Find out all you can about BATS. Go to your local library or visit any of the websites listed
on the resource page to find out the following information:
-What BATS live in our area?
-What are some of the different kinds of BATS?
-Are BATS in the bird family?
-How do BATS navigate?
-What do BATS eat?
-How do BATS care for their young?
-How are BATS helpful?
-Describe BAT anatomy.
4.
Listen to a CD of nighttime sounds and learn to identify different species of animals by the
noises they make at night. Use the CD/book A Guide to Night Sounds: The Nighttime
Sounds of 60 Mammals, Birds, Amphibians, and Insects* or other resource about night
sounds.
5.
Learn about BAT safety. What should you do if you come across a BAT? What should you
do if you have been in contact with a BAT? How do you find a BAT rehabilitator? Research
information on www.batworld.org.
*Resources available in Girl Scouts of Nassau County (GSNC) Resource Room “Go Batty!” Program
Resource Box.
CONNECT:
1.
What is echolocation? Play the Echolocation Game in packet or come up with your own
game about echolocation and play it.
2.
Create a poem about BATS using the information you’ve learned and read it to your
Troop or other group. Draw a picture to go with your poem.
3.
As a Troop, make up a play about BATS and put on the play for another troop or group to
teach them about BATS.
4.
Build a model or craft of a BAT. Or do an activity such as a word search, crossword or
other puzzle.*
5.
Find out about field equipment such as BAT detectors, mist nets and radio telemetry,
used for studying BATS.
6.
Should we be afraid of BATS? What are some myths and misconceptions about BATS?
7.
Learn more about vampire BATS. Where do they live and what animals provide blood
for them?
8.
Learn more about nocturnal animals. Select one and learn how it has adapted to living
in the night as opposed to diurnal animals.
9.
Learn how nocturnal animals, like BATS, use echolocation to find food and navigate the
night sky. Discuss how some animals learn to depend on other senses (rather than
sight) for nocturnal life.
*Resources available in GSNC Resource Room “Go Batty!” Program Resource Box.
TAKE ACTION:
1.
Make a poster and display about BATS and put it up in a school, library or other place
where people can learn more about BATS.
2.
Build a BAT house and find out what is the best location for BAT houses.
3.
Learn more about BATS by visiting a park or other site and participate in a BAT program.

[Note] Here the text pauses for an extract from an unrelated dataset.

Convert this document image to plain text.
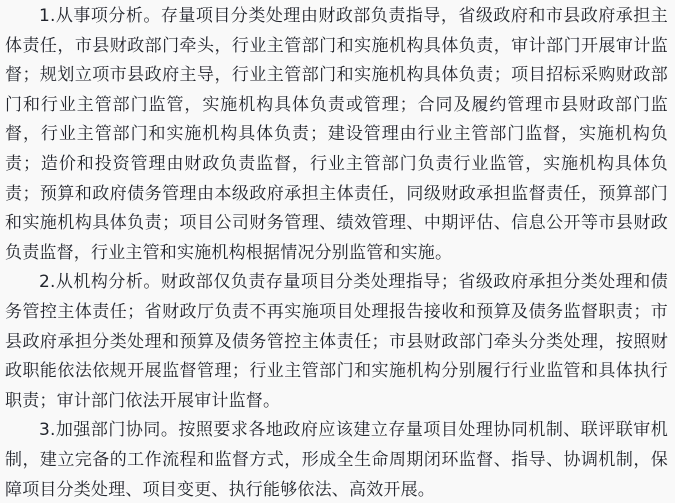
1.从事项分析。存量项目分类处理由财政部负责指导，省级政府和市县政府承担主体责任，市县财政部门牵头，行业主管部门和实施机构具体负责，审计部门开展审计监督；规划立项市县政府主导，行业主管部门和实施机构具体负责；项目招标采购财政部门和行业主管部门监管，实施机构具体负责或管理；合同及履约管理市县财政部门监督，行业主管部门和实施机构具体负责；建设管理由行业主管部门监督，实施机构负责；造价和投资管理由财政负责监督，行业主管部门负责行业监管，实施机构具体负责；预算和政府债务管理由本级政府承担主体责任，同级财政承担监督责任，预算部门和实施机构具体负责；项目公司财务管理、绩效管理、中期评估、信息公开等市县财政负责监督，行业主管和实施机构根据情况分别监管和实施。

2.从机构分析。财政部仅负责存量项目分类处理指导；省级政府承担分类处理和债务管控主体责任；省财政厅负责不再实施项目处理报告接收和预算及债务监督职责；市县政府承担分类处理和预算及债务管控主体责任；市县财政部门牵头分类处理，按照财政职能依法依规开展监督管理；行业主管部门和实施机构分别履行行业监管和具体执行职责；审计部门依法开展审计监督。

3.加强部门协同。按照要求各地政府应该建立存量项目处理协同机制、联评联审机制，建立完备的工作流程和监督方式，形成全生命周期闭环监督、指导、协调机制，保障项目分类处理、项目变更、执行能够依法、高效开展。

See Resource Guide for suggested site visits.
4.
Find a BAT or wildlife rehabilitator in the New York area. Ask them what they do to take
care of BATS? Why do they rehabilitate BATS? What do you have to do to be a BAT or
wildlife rehabilitator? See www.batworld.com
5.
Find out what diseases BATS can carry. How can we stay safe? What about diseases that
are affecting BAT populations, like White Nose Syndrome? Which populations are
affected by this disease? What can be done to protect BAT populations from this disease?
What other factors are affecting BAT populations?
6.
Find out about organizations and efforts for BAT conservation. Look up information
about Bat Conservation International, a non-profit organization dedicated to BAT
conservation, research, and education. Their phone number is 1-800-538-2287.
http://www.batcon.org
*Resources available in GSNC Resource Room “Go Batty!” Program Resource Box.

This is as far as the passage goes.